This is a data set from Prosper, which is America’s first marketplace lending platform, with over $9 billion in funded loans. This data set contains 113,937 loans with 81 variables on each loan, including loan amount, borrower rate (or interest rate), current loan status, borrower income, and many others. This data dictionary explains the variables in the data set.

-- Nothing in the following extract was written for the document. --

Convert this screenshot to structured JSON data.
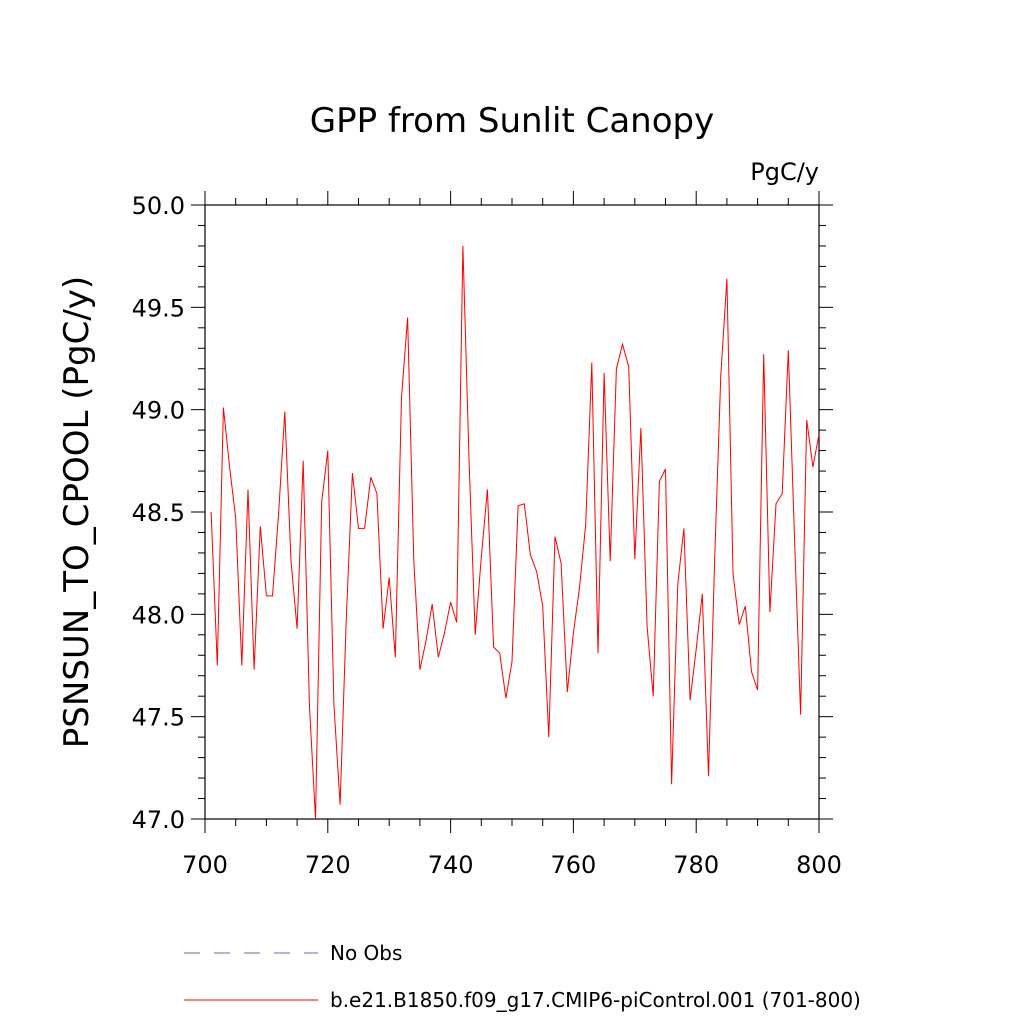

Our main variable of interest (BorrowerAPR) was a multi-modal plot with lots of peaks, the credit rating of 'C' was the most common pre 2009 and post July 2009. From the dataset, professionals, computer programmers and executives top the list of loans taken, it also showed that income range within $25,000 - $49,999 had the highest amount of loans, followed behing closely by the $50,000 - $74,999 range.. It also shows the more amount of loan taken the lower the annual interest rate. A positive correlation was obeserved with Estimated Effective Yield with our variable of interest (BorrowerAPR) another interesting correlation was a positive one between the Original Loan Amount and the monthly loan payment, another obervation was a negative correlation between the Prosper Rating (Alpha) with our variable of interest (BorrowerAPR). In conclusion, the HR ratings had a higher borrower annual interest rate compared to the AA with the least borrower annual interest rate.
For my presentation, i focused on variables that has an effect on the borrower's interest rate such as the Income Range, Employment Status, Occupation and Prosper Rating (Alpha).